Imagine a century ago, when hundreds of fishing boats would be out on the Skeena and Nass Rivers for 4-5 days per week, 24 hours per day during the salmon runs, in all kinds of weather and sea conditions. Tender boats would shuttle the salmon catch back to the docks of the North Pacific Cannery. Imagine a dock with thousands of silvery salmon being cued up for processing. It was tough work done by specialists of different ethnic backgrounds. In the beginning the work was all manual, even the cans were made by hand. As time went on, new machines and processes improved the efficiency and ability to can more salmon.
The North Pacific Cannery was more than just a cannery. It was a small town, processing salmon for over 90 continuous years from 1889 to 1968, and remains the oldest standing cannery on the West Coast. A tour of the North Pacific Cannery is a glimpse back in time, where you get a sense of how these hardy people fished, processed the salmon, and lived in different housing areas onsite. As you tour the buildings and grounds, you can almost hear and feel what it must have been like.
The North Pacific Cannery museum captures what cannery life was like for the Japanese, Chinese, First Nations, and Europeans working in this plant. You can walk from building to building and see how a cannery worked, see the company store, office building, and rows of houses. You can tour the cannery on your own, or take one of the group tours to learn more about the canning process and the social aspects of life here.
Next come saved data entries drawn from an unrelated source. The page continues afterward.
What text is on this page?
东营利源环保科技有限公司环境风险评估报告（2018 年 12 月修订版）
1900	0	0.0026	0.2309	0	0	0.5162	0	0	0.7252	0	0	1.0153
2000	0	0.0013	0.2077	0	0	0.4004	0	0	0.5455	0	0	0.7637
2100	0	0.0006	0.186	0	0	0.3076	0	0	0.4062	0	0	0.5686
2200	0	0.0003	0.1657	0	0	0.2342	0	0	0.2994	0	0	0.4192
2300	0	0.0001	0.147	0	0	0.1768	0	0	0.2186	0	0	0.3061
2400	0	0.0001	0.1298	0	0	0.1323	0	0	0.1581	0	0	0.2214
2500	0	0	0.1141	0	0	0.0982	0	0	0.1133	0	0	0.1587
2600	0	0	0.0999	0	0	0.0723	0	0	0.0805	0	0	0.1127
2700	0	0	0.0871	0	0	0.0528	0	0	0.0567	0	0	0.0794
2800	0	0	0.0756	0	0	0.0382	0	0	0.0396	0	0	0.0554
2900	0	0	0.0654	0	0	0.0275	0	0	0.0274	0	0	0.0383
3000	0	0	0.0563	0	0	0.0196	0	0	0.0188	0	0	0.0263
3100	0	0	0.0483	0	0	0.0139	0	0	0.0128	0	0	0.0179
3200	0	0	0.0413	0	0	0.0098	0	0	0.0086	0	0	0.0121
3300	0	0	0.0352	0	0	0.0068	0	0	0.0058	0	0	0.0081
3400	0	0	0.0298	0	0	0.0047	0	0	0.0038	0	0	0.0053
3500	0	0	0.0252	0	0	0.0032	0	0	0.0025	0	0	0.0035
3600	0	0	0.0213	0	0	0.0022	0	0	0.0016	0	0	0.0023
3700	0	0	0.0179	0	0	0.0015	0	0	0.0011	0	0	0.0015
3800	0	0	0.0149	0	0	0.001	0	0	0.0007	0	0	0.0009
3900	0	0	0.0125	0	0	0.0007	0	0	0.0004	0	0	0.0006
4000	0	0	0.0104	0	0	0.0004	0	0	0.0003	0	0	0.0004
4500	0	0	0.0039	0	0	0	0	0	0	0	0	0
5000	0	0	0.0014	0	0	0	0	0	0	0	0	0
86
The North Pacific Cannery is located 22 km south of Prince Rupert. You can rent a car in town or take the local bus which stops right in front of the cannery. Allow about 3 hours for a docent’s tour of the facility. The Crew Kitchen, a small café at the cannery, sells baked goods and is open for lunch. Don’t forget to stop by the gift shop.
The North Pacific Cannery is accessible by boat, 5 miles up Inverness Passage from Chatham Sound. The cannery has a 45-foot guest dock for stays up to 4 hours on a first-come, first serve basis. It’s best to time your visit around high tide to minimize the effects of river flow from the Skeena River.